# monitor ports

## noise

how do i see what ports are used?

nmap only scans to see if they are open.. but i need umm ..

for example:

if i have ftp server running. I would like to see who is connected at the moment (IP, user name and souch....). If possible.. for any port I choose (http, ssh, ...etc)..

thanx!

----------

## pjp

netstat might be what you want.

----------

## noise

yeah that wasnt so bad but i could use something with live update (like when i run command TOP)...

any more ideas?

----------

## DArtagnan

 *kanuslupus wrote:*   

> netstat might be what you want.

 

Netstat can do damage steps?

I mean, my net admin is a little crazy and see every thing is done on the net...will he see that i use netstat?

----------

## Ethernal

netstat only shows active connections on your pc, not anyone elses, so no, he won't see it. nmap:ing will freak him out though   :Very Happy: 

----------

## Matje

Doesn't the app ftpwho show on which port they are connected? It shows information of which file is being fetched, which client is connected, ... so it might just show that too  :Smile:  Don't have access to a ftp box atm so I can't check  :Smile: 

----------

## Ethernal

but that'll only show users actually connected to your ftp service, right?

----------

## noise

 *Ethernal wrote:*   

> but that'll only show users actually connected to your ftp service, right?

 

Yeah i think so... What i'm looking for is more of a 'global aproach'. I wouldnt go as far to say: 'Any port given...', but usual services would be nice  :Smile: .
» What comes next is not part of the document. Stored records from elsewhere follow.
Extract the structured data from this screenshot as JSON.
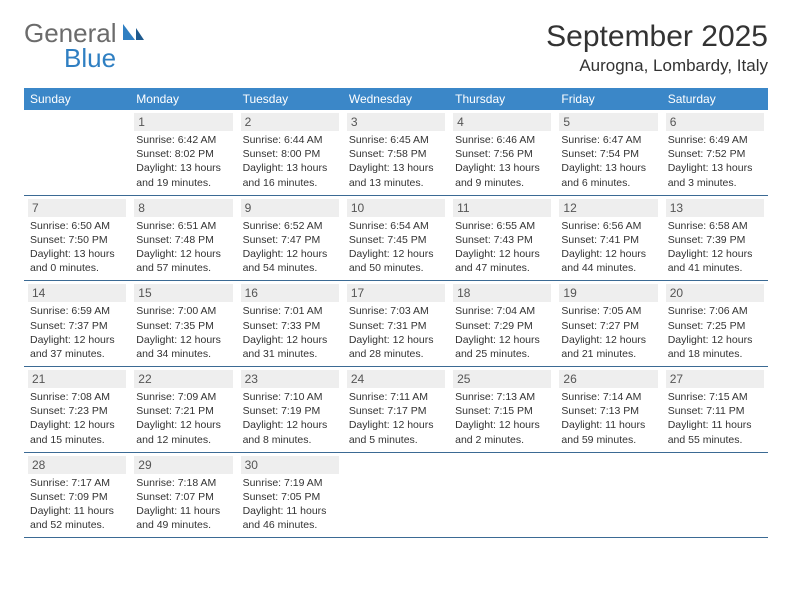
{
  "logo": {
    "text1": "General",
    "text2": "Blue"
  },
  "title": "September 2025",
  "location": "Aurogna, Lombardy, Italy",
  "colors": {
    "header_bg": "#3b87c8",
    "header_text": "#ffffff",
    "daynum_bg": "#eeeeee",
    "daynum_text": "#555555",
    "rule": "#3b6a94",
    "body_text": "#333333",
    "logo_gray": "#6b6b6b",
    "logo_blue": "#2f7fc2"
  },
  "weekdays": [
    "Sunday",
    "Monday",
    "Tuesday",
    "Wednesday",
    "Thursday",
    "Friday",
    "Saturday"
  ],
  "weeks": [
    [
      {
        "num": "",
        "lines": []
      },
      {
        "num": "1",
        "lines": [
          "Sunrise: 6:42 AM",
          "Sunset: 8:02 PM",
          "Daylight: 13 hours",
          "and 19 minutes."
        ]
      },
      {
        "num": "2",
        "lines": [
          "Sunrise: 6:44 AM",
          "Sunset: 8:00 PM",
          "Daylight: 13 hours",
          "and 16 minutes."
        ]
      },
      {
        "num": "3",
        "lines": [
          "Sunrise: 6:45 AM",
          "Sunset: 7:58 PM",
          "Daylight: 13 hours",
          "and 13 minutes."
        ]
      },
      {
        "num": "4",
        "lines": [
          "Sunrise: 6:46 AM",
          "Sunset: 7:56 PM",
          "Daylight: 13 hours",
          "and 9 minutes."
        ]
      },
      {
        "num": "5",
        "lines": [
          "Sunrise: 6:47 AM",
          "Sunset: 7:54 PM",
          "Daylight: 13 hours",
          "and 6 minutes."
        ]
      },
      {
        "num": "6",
        "lines": [
          "Sunrise: 6:49 AM",
          "Sunset: 7:52 PM",
          "Daylight: 13 hours",
          "and 3 minutes."
        ]
      }
    ],
    [
      {
        "num": "7",
        "lines": [
          "Sunrise: 6:50 AM",
          "Sunset: 7:50 PM",
          "Daylight: 13 hours",
          "and 0 minutes."
        ]
      },
      {
        "num": "8",
        "lines": [
          "Sunrise: 6:51 AM",
          "Sunset: 7:48 PM",
          "Daylight: 12 hours",
          "and 57 minutes."
        ]
      },
      {
        "num": "9",
        "lines": [
          "Sunrise: 6:52 AM",
          "Sunset: 7:47 PM",
          "Daylight: 12 hours",
          "and 54 minutes."
        ]
      },
      {
        "num": "10",
        "lines": [
          "Sunrise: 6:54 AM",
          "Sunset: 7:45 PM",
          "Daylight: 12 hours",
          "and 50 minutes."
        ]
      },
      {
        "num": "11",
        "lines": [
          "Sunrise: 6:55 AM",
          "Sunset: 7:43 PM",
          "Daylight: 12 hours",
          "and 47 minutes."
        ]
      },
      {
        "num": "12",
        "lines": [
          "Sunrise: 6:56 AM",
          "Sunset: 7:41 PM",
          "Daylight: 12 hours",
          "and 44 minutes."
        ]
      },
      {
        "num": "13",
        "lines": [
          "Sunrise: 6:58 AM",
          "Sunset: 7:39 PM",
          "Daylight: 12 hours",
          "and 41 minutes."
        ]
      }
    ],
    [
      {
        "num": "14",
        "lines": [
          "Sunrise: 6:59 AM",
          "Sunset: 7:37 PM",
          "Daylight: 12 hours",
          "and 37 minutes."
        ]
      },
      {
        "num": "15",
        "lines": [
          "Sunrise: 7:00 AM",
          "Sunset: 7:35 PM",
          "Daylight: 12 hours",
          "and 34 minutes."
        ]
      },
      {
        "num": "16",
        "lines": [
          "Sunrise: 7:01 AM",
          "Sunset: 7:33 PM",
          "Daylight: 12 hours",
          "and 31 minutes."
        ]
      },
      {
        "num": "17",
        "lines": [
          "Sunrise: 7:03 AM",
          "Sunset: 7:31 PM",
          "Daylight: 12 hours",
          "and 28 minutes."
        ]
      },
      {
        "num": "18",
        "lines": [
          "Sunrise: 7:04 AM",
          "Sunset: 7:29 PM",
          "Daylight: 12 hours",
          "and 25 minutes."
        ]
      },
      {
        "num": "19",
        "lines": [
          "Sunrise: 7:05 AM",
          "Sunset: 7:27 PM",
          "Daylight: 12 hours",
          "and 21 minutes."
        ]
      },
      {
        "num": "20",
        "lines": [
          "Sunrise: 7:06 AM",
          "Sunset: 7:25 PM",
          "Daylight: 12 hours",
          "and 18 minutes."
        ]
      }
    ],
    [
      {
        "num": "21",
        "lines": [
          "Sunrise: 7:08 AM",
          "Sunset: 7:23 PM",
          "Daylight: 12 hours",
          "and 15 minutes."
        ]
      },
      {
        "num": "22",
        "lines": [
          "Sunrise: 7:09 AM",
          "Sunset: 7:21 PM",
          "Daylight: 12 hours",
          "and 12 minutes."
        ]
      },
      {
        "num": "23",
        "lines": [
          "Sunrise: 7:10 AM",
          "Sunset: 7:19 PM",
          "Daylight: 12 hours",
          "and 8 minutes."
        ]
      },
      {
        "num": "24",
        "lines": [
          "Sunrise: 7:11 AM",
          "Sunset: 7:17 PM",
          "Daylight: 12 hours",
          "and 5 minutes."
        ]
      },
      {
        "num": "25",
        "lines": [
          "Sunrise: 7:13 AM",
          "Sunset: 7:15 PM",
          "Daylight: 12 hours",
          "and 2 minutes."
        ]
      },
      {
        "num": "26",
        "lines": [
          "Sunrise: 7:14 AM",
          "Sunset: 7:13 PM",
          "Daylight: 11 hours",
          "and 59 minutes."
        ]
      },
      {
        "num": "27",
        "lines": [
          "Sunrise: 7:15 AM",
          "Sunset: 7:11 PM",
          "Daylight: 11 hours",
          "and 55 minutes."
        ]
      }
    ],
    [
      {
        "num": "28",
        "lines": [
          "Sunrise: 7:17 AM",
          "Sunset: 7:09 PM",
          "Daylight: 11 hours",
          "and 52 minutes."
        ]
      },
      {
        "num": "29",
        "lines": [
          "Sunrise: 7:18 AM",
          "Sunset: 7:07 PM",
          "Daylight: 11 hours",
          "and 49 minutes."
        ]
      },
      {
        "num": "30",
        "lines": [
          "Sunrise: 7:19 AM",
          "Sunset: 7:05 PM",
          "Daylight: 11 hours",
          "and 46 minutes."
        ]
      },
      {
        "num": "",
        "lines": []
      },
      {
        "num": "",
        "lines": []
      },
      {
        "num": "",
        "lines": []
      },
      {
        "num": "",
        "lines": []
      }
    ]
  ]
}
I'm sure that there must be some kind of network monitor/analyser... or something like that  :Smile: .

//noise

----------

## fyerk

lsof might be what you're looking for. It's quite verbose, but should show you everything you could possibly want. Use with grep is recommended.

----------

## fyerk

[delete]

----------

## fyerk

[delete]

----------

## fyerk

Hmmm.. If a moderator is around could you please delete my last three posts (including this one).

For some weird reason 4 copies of the same post were sent even though phpBB displayed a "General Error".

Strange...

----------

## vertex

is "netstat | grep ESTABLISHED"

----------

## Craigo

Try this?

*  net-analyzer/ntop

      Latest version available: 2.0.99_rc2-r2

      Latest version installed: [ Not Installed ]

      Homepage: http://www.ntop.org/ntop.html

      Description: ntop is a unix tool that shows network usage like top

There is a lot of tools, just do some 'emerge -s network' etc and play around.

-/Craigo/-

----------

## cranch

could you explain that app to me  :Smile: 

I emerged it...tried to run it as SU

says it can't for security reasons...when I run it as a normal user it complains about needing root permissions to do network things...

am I missing something?

----------

## Craigo

The explanation about ntop is over 

http://www.ntop.org/overview.html

You have to be root to use this application so it can use raw sockets. Read the site for help etc. Type 'man ntop' should help.

But then if you don't want to try this out, there are many others applications...

-/Craigo/-

----------